In Cao-afspraken 2017 wordt voor tien onderwerpen een beeld gegeven van de stand van zaken eind 2017. Het gaat hier onder andere om de contractloonontwikkeling, de onderkant van het loongebouw, afstand tot de arbeidsmarkt, bovenwettelijke aanvullingen bij ziekte, arbeidsongeschiktheid en werkloosheid, en bevordering van (een bredere) inzetbaarheid.

Op basis van voorlopige cijfers zijn in 2017 de contractlonen met 1,6% op niveaubasis gestegen. In 2018 lijkt de contractloonmutatie op niveaubasis uit te komen op 1,8%. Over een periode van tien jaar bezien zijn de contractlonen met gemiddeld 1,7% per jaar gestegen.

Het niveau van de laagste loonschalen ligt in 2017 voor een 22-jarige werknemer gemiddeld 1,3% boven het Wml.

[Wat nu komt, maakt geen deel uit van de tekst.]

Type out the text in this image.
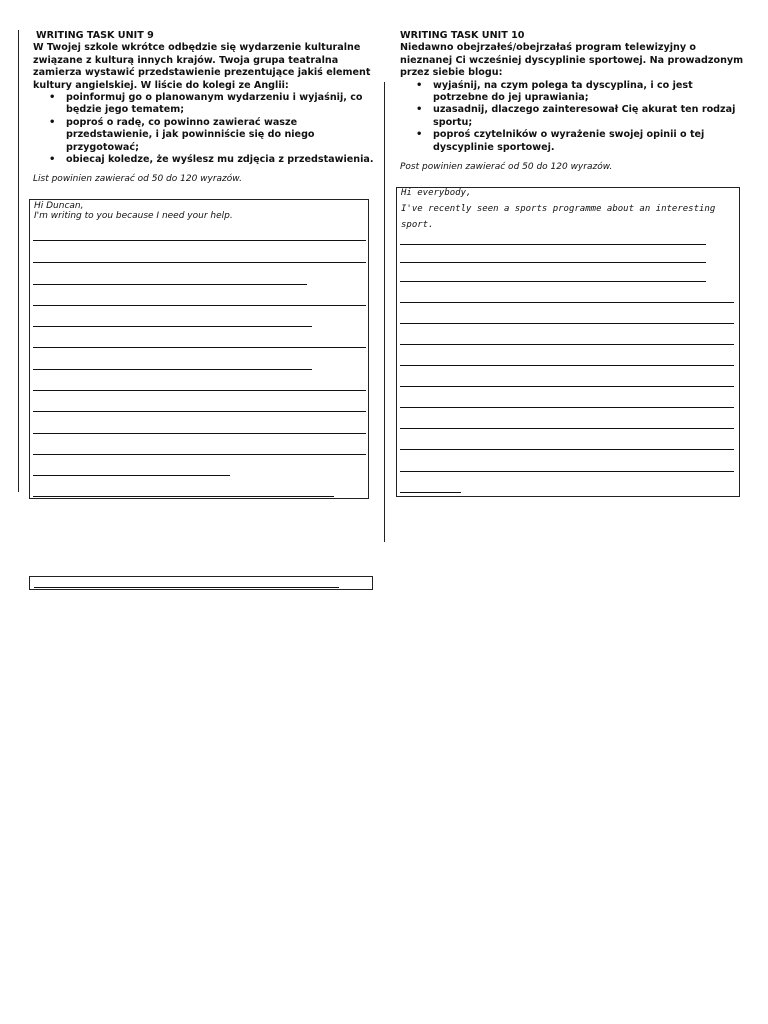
WRITING TASK UNIT 9
W Twojej szkole wkrótce odbędzie się wydarzenie kulturalne związane z kulturą innych krajów. Twoja grupa teatralna zamierza wystawić przedstawienie prezentujące jakiś element kultury angielskiej. W liście do kolegi ze Anglii:
• poinformuj go o planowanym wydarzeniu i wyjaśnij, co będzie jego tematem;
• poproś o radę, co powinno zawierać wasze przedstawienie, i jak powinniście się do niego przygotować;
• obiecaj koledze, że wyślesz mu zdjęcia z przedstawienia.
List powinien zawierać od 50 do 120 wyrazów.
Hi Duncan,
I'm writing to you because I need your help.
WRITING TASK UNIT 10
Niedawno obejrzałeś/obejrzałaś program telewizyjny o nieznanej Ci wcześniej dyscyplinie sportowej. Na prowadzonym przez siebie blogu:
• wyjaśnij, na czym polega ta dyscyplina, i co jest potrzebne do jej uprawiania;
• uzasadnij, dlaczego zainteresował Cię akurat ten rodzaj sportu;
• poproś czytelników o wyrażenie swojej opinii o tej dyscyplinie sportowej.
Post powinien zawierać od 50 do 120 wyrazów.
Hi everybody,
I've recently seen a sports programme about an interesting sport.
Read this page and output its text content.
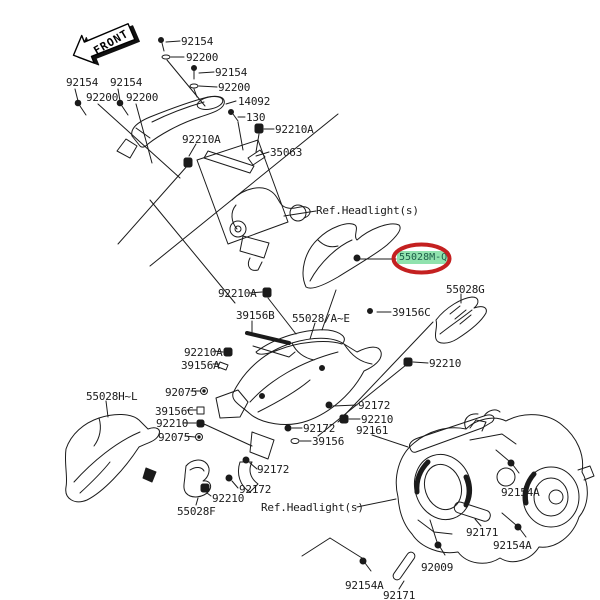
FRONT
92154 92154
92200 92200
92154
92200
92154
92200
14092
130
92210A
35063
92210A
Ref.Headlight(s)
92210A
39156B 55028/A~E
55028G
39156C
92210
92210A
39156A
92075
55028H~L
39156C
92210
92075
92172
92210
92161
92172
39156
92172
92172
92210
55028F	Ref.Headlight(s)
92154A
92171
92154A
92009
92154A
92171
55028M-Q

Voor jeugdige werknemers is de afstand tussen het jeugdloon in de cao en het Wmjl groter dan voor vakvolwassen werknemers.

Voor groepen werknemers met een kwetsbare positie op de arbeidsmarkt bevaten 58 cao’s afspraken om de instroom te bevorderen.

Voor 35% van de werknemers onder de onderzochte cao’s is de loondoorbetaling bij ziekte over de eerste twee ziektejaren kleiner of gelijk aan 170%. Voor ruim driekwart van de werknemers onder de onderzochte cao’s zijn afspraken gemaakt over reparatie van het 3e WW-jaar.

Ter bevordering van (een bredere) inzetbaarheid richten de activiteiten van cao-fondsen zich vooral op duurzame inzetbaarheid, om- en bijscholing/EVC, en bevordering van (zij-)instroom. In sociale plannen zijn de activiteiten vooral gericht op externe begeleiding, scholing gericht op externe plaatsing, voorrang bij interne vacatures, een scholing en stages gericht op interne plaatsing.